As snow piled up, so did changes. For the next few days, the Hunter’s hut was home to a flurry of activity, most of which was spent in silence. It was as if everyone had their own thoughts and worries to exorcise.
The moth-people’s chattering died to a few murmurs as the helped clean out the meter or so of snow that kept piling outside the hut; they, and especially the daughter, kept chatting with Sadja, since she had come back from her town stint looking shocked and bawling her eyes out, but besides that they were considering their situation. They might have waited too long to come back home. As winter proceeded, the snow storms and cold would only get worse. Their chances to reach their home unscathed diminished every day, but they couldn’t exactly spend four months in the town, could they? They’d be hunted down, and besides that the presence of all that technology was toxic to them.
They spent hours talking with each other, but a solution did not present itself.
Thus, they found what little solace they could in knowing they still had their wolf-girl as their companion.
The Hunter himself had to think about his conversations, and in the days that followed he did start to interact a bit with the people of Belacqua. First change was to stop wearing his cape everywhere, showing his face even inside the town walls; the second was to deal with someone to find a house inside the town where they’d be more protected, and with the recent influx of immigrants from Trefiumi, it proved harder than he thought.
But with each hour spent welding, repairing the walls, pushing out corpses and checking on pipeline pressure, he began to feel like maybe, just maybe, he could mingle with these people without the weight of his past. Not everyone reacted to him as warmly as the constable, but he might just start learning where and how to pull for favors.
As this came to pass and each day brought shining-white skies and flurry snow, he also took the time to guide Sadja through the woods. They had grown more treacherous, but she had grown more skilled.
In fact, she displayed a newfound desire to leave the town behind, though, as far as he could see, that did not mean she was displeased in any way with him or Cloria and especially the moth-people.
But when he asked her if anything was wrong, she shook her head as if in pain and pretended everything was alright.
He figured out it had something to do with Elissa and he took time to visit her, but each time he tried to walk up to the Temple, he found his feet wavering and, after stumbling for a step or two, he’d be back at the bottom of the hill, never finding his way up.
For the time being, she really did not want to meet him.
So he shook his head and stopped trying. If there was a way to make her come around, he couldn’t see it. He decided to write her a letter, but each time he put pen to paper his mind grew dizzy and unfocused and he’d forget all about what he wanted to say.
She really did not want to meet him, not even through written words on a piece of paper.
So he let it go. He still hoped she’d get over it, though knowing how important Sadja was to her…
But this was a matter between the two girls. He couldn’t interfere, not past a certain point.

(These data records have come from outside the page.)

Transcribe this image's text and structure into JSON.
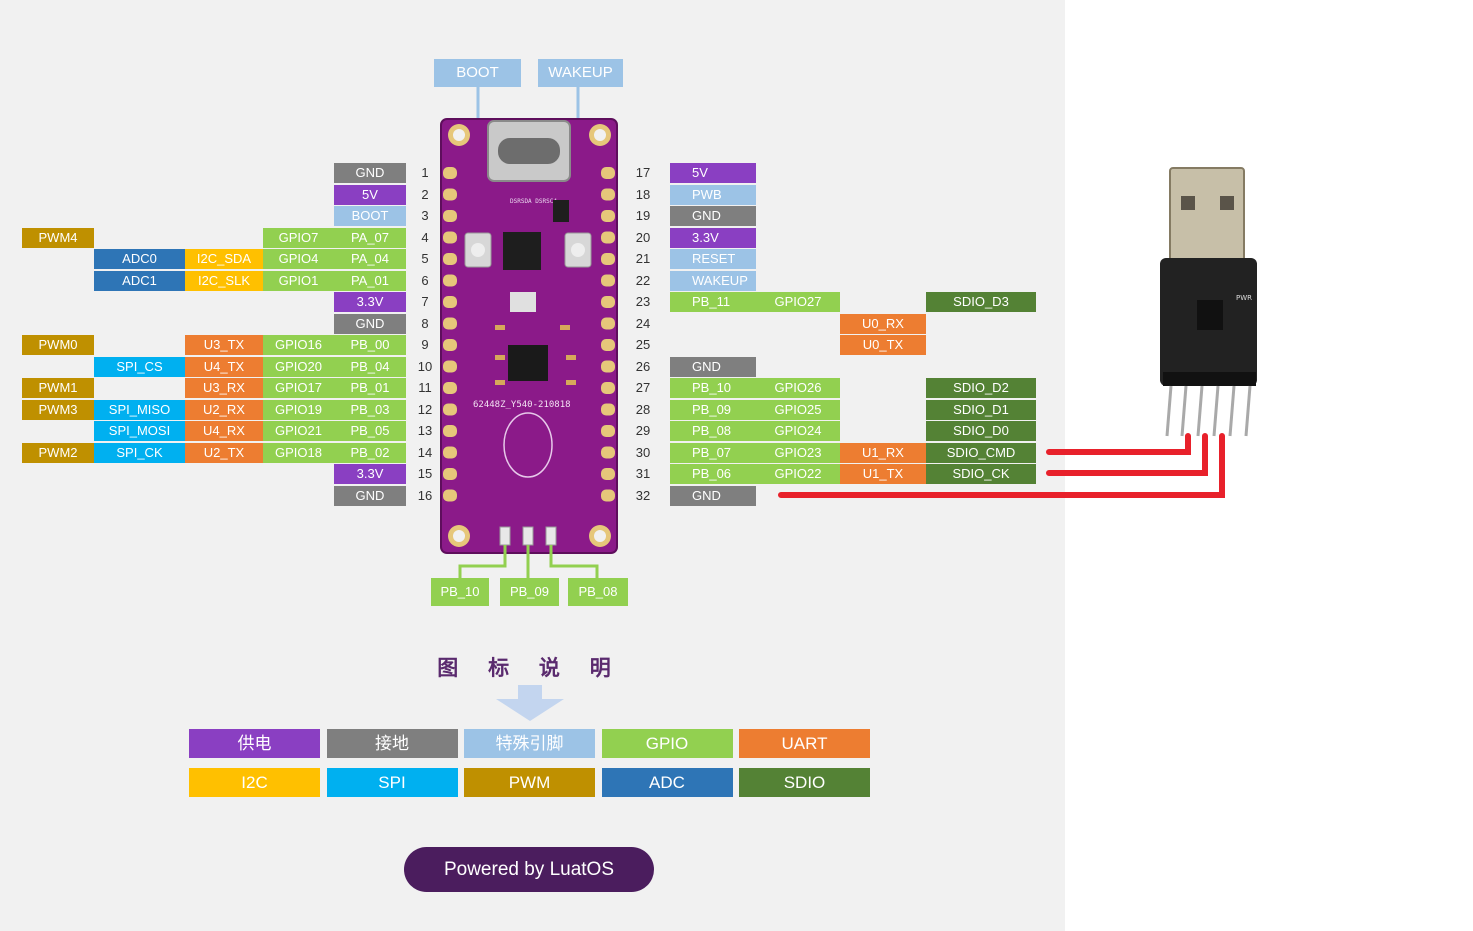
{
  "colors": {
    "power": "#8a3fc2",
    "gnd": "#7f7f7f",
    "special": "#9cc3e6",
    "gpio": "#92d050",
    "uart": "#ed7d31",
    "i2c": "#ffc000",
    "spi": "#00b0f0",
    "pwm": "#bf9000",
    "adc": "#2e75b6",
    "sdio": "#548235",
    "pcb": "#8b1a89",
    "wire": "#e8212b"
  },
  "top_labels": {
    "boot": "BOOT",
    "wakeup": "WAKEUP"
  },
  "bottom_labels": [
    "PB_10",
    "PB_09",
    "PB_08"
  ],
  "left_pins": [
    {
      "num": "1",
      "cols": {
        "pin": "GND"
      },
      "pin_type": "gnd"
    },
    {
      "num": "2",
      "cols": {
        "pin": "5V"
      },
      "pin_type": "power"
    },
    {
      "num": "3",
      "cols": {
        "pin": "BOOT"
      },
      "pin_type": "special"
    },
    {
      "num": "4",
      "cols": {
        "pin": "PA_07",
        "gpio": "GPIO7",
        "pwm": "PWM4"
      },
      "pin_type": "gpio"
    },
    {
      "num": "5",
      "cols": {
        "pin": "PA_04",
        "gpio": "GPIO4",
        "i2c": "I2C_SDA",
        "adc": "ADC0"
      },
      "pin_type": "gpio"
    },
    {
      "num": "6",
      "cols": {
        "pin": "PA_01",
        "gpio": "GPIO1",
        "i2c": "I2C_SLK",
        "adc": "ADC1"
      },
      "pin_type": "gpio"
    },
    {
      "num": "7",
      "cols": {
        "pin": "3.3V"
      },
      "pin_type": "power"
    },
    {
      "num": "8",
      "cols": {
        "pin": "GND"
      },
      "pin_type": "gnd"
    },
    {
      "num": "9",
      "cols": {
        "pin": "PB_00",
        "gpio": "GPIO16",
        "uart": "U3_TX",
        "pwm": "PWM0"
      },
      "pin_type": "gpio"
    },
    {
      "num": "10",
      "cols": {
        "pin": "PB_04",
        "gpio": "GPIO20",
        "uart": "U4_TX",
        "spi": "SPI_CS"
      },
      "pin_type": "gpio"
    },
    {
      "num": "11",
      "cols": {
        "pin": "PB_01",
        "gpio": "GPIO17",
        "uart": "U3_RX",
        "pwm": "PWM1"
      },
      "pin_type": "gpio"
    },
    {
      "num": "12",
      "cols": {
        "pin": "PB_03",
        "gpio": "GPIO19",
        "uart": "U2_RX",
        "spi": "SPI_MISO",
        "pwm": "PWM3"
      },
      "pin_type": "gpio"
    },
    {
      "num": "13",
      "cols": {
        "pin": "PB_05",
        "gpio": "GPIO21",
        "uart": "U4_RX",
        "spi": "SPI_MOSI"
      },
      "pin_type": "gpio"
    },
    {
      "num": "14",
      "cols": {
        "pin": "PB_02",
        "gpio": "GPIO18",
        "uart": "U2_TX",
        "spi": "SPI_CK",
        "pwm": "PWM2"
      },
      "pin_type": "gpio"
    },
    {
      "num": "15",
      "cols": {
        "pin": "3.3V"
      },
      "pin_type": "power"
    },
    {
      "num": "16",
      "cols": {
        "pin": "GND"
      },
      "pin_type": "gnd"
    }
  ],
  "right_pins": [
    {
      "num": "17",
      "cols": {
        "pin": "5V"
      },
      "pin_type": "power"
    },
    {
      "num": "18",
      "cols": {
        "pin": "PWB"
      },
      "pin_type": "special"
    },
    {
      "num": "19",
      "cols": {
        "pin": "GND"
      },
      "pin_type": "gnd"
    },
    {
      "num": "20",
      "cols": {
        "pin": "3.3V"
      },
      "pin_type": "power"
    },
    {
      "num": "21",
      "cols": {
        "pin": "RESET"
      },
      "pin_type": "special"
    },
    {
      "num": "22",
      "cols": {
        "pin": "WAKEUP"
      },
      "pin_type": "special"
    },
    {
      "num": "23",
      "cols": {
        "pin": "PB_11",
        "gpio": "GPIO27",
        "sdio": "SDIO_D3"
      },
      "pin_type": "gpio"
    },
    {
      "num": "24",
      "cols": {
        "uart": "U0_RX"
      },
      "pin_type": "none"
    },
    {
      "num": "25",
      "cols": {
        "uart": "U0_TX"
      },
      "pin_type": "none"
    },
    {
      "num": "26",
      "cols": {
        "pin": "GND"
      },
      "pin_type": "gnd"
    },
    {
      "num": "27",
      "cols": {
        "pin": "PB_10",
        "gpio": "GPIO26",
        "sdio": "SDIO_D2"
      },
      "pin_type": "gpio"
    },
    {
      "num": "28",
      "cols": {
        "pin": "PB_09",
        "gpio": "GPIO25",
        "sdio": "SDIO_D1"
      },
      "pin_type": "gpio"
    },
    {
      "num": "29",
      "cols": {
        "pin": "PB_08",
        "gpio": "GPIO24",
        "sdio": "SDIO_D0"
      },
      "pin_type": "gpio"
    },
    {
      "num": "30",
      "cols": {
        "pin": "PB_07",
        "gpio": "GPIO23",
        "uart": "U1_RX",
        "sdio": "SDIO_CMD"
      },
      "pin_type": "gpio"
    },
    {
      "num": "31",
      "cols": {
        "pin": "PB_06",
        "gpio": "GPIO22",
        "uart": "U1_TX",
        "sdio": "SDIO_CK"
      },
      "pin_type": "gpio"
    },
    {
      "num": "32",
      "cols": {
        "pin": "GND"
      },
      "pin_type": "gnd"
    }
  ],
  "pcb": {
    "silk_ic": "DSRSDA DSRSC4",
    "silk_main": "62448Z_Y540-210818",
    "usb_module_label": "PWR"
  },
  "legend": {
    "title": "图 标 说 明",
    "items": [
      {
        "label": "供电",
        "type": "power"
      },
      {
        "label": "接地",
        "type": "gnd"
      },
      {
        "label": "特殊引脚",
        "type": "special"
      },
      {
        "label": "GPIO",
        "type": "gpio"
      },
      {
        "label": "UART",
        "type": "uart"
      },
      {
        "label": "I2C",
        "type": "i2c"
      },
      {
        "label": "SPI",
        "type": "spi"
      },
      {
        "label": "PWM",
        "type": "pwm"
      },
      {
        "label": "ADC",
        "type": "adc"
      },
      {
        "label": "SDIO",
        "type": "sdio"
      }
    ]
  },
  "footer": {
    "powered": "Powered by LuatOS"
  }
}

At any rate, Sadja was getting good at the hunting business. She was still green as far as training was concerned, but took to it with natural talent and especially devotion.
More than one night he had to enter his old study room to turn off the gas lamps as the wolf-girl fell asleep on tomes upon tomes of reading and writing exercises, next to drawing practices for cruoromancy glyphs.
The first time he handed her his knife and she pressed it to her arm, drawing a small cut and lifting a single drop of perfectly-round argent blood into the air his heart swelled with pride. She had beamed and her wolf ears flipped this way and that with absolute bliss.
She was getting ready. It was a long road, but she was setting her feet on it with confidence.
As for Cloria, she did not spend many nights in the hut anymore, but she did check on Sadja’s progress with reading and writing, leaving her more complex sentences to coil her head on. She visited less often, having to deal with early-mornings cleaning. It was heavy duty, as some of the Eerie might still be alive by that time of the day, but she loved her new flamethrower so much she did not seem to mind the aching, the remaining bandages or the risk of beheading.
One by one, the strings of the people surrounding the Hunter were all falling into place. He was slowly finding a way to move Sadja inside the town, her friends were still there, she was learning cruoromancy. The one thing that worried him was Elissa and her stone-cold silence, but he could do little to oppose her if she really wanted to shut him off her life.
He hoped she’d get over it soon, and maybe they could find another way to interact. As days passed, Sadja also began to come out of her wounded shelter, going back to smiling and to her usual chipper, curious self.
It would soon be time to bring her out to an actual hunt, facing an actual opponent. She’d find the confidence to trust in her own skills even more, and from there on, he’d be a little more relaxed to let her run away on her own when time came.
Winter might bash and howl out of the door and rasp against the windows each night, and so did the misshapen things that slumbered about in the night, but as Sadja came to bed in the common room, cuddling between him and the moth-people, he’d find that they were doing their best to keep it away.
And things might have continued going well. But then the storm came.
And that was when this entire situation began to actually fall apart.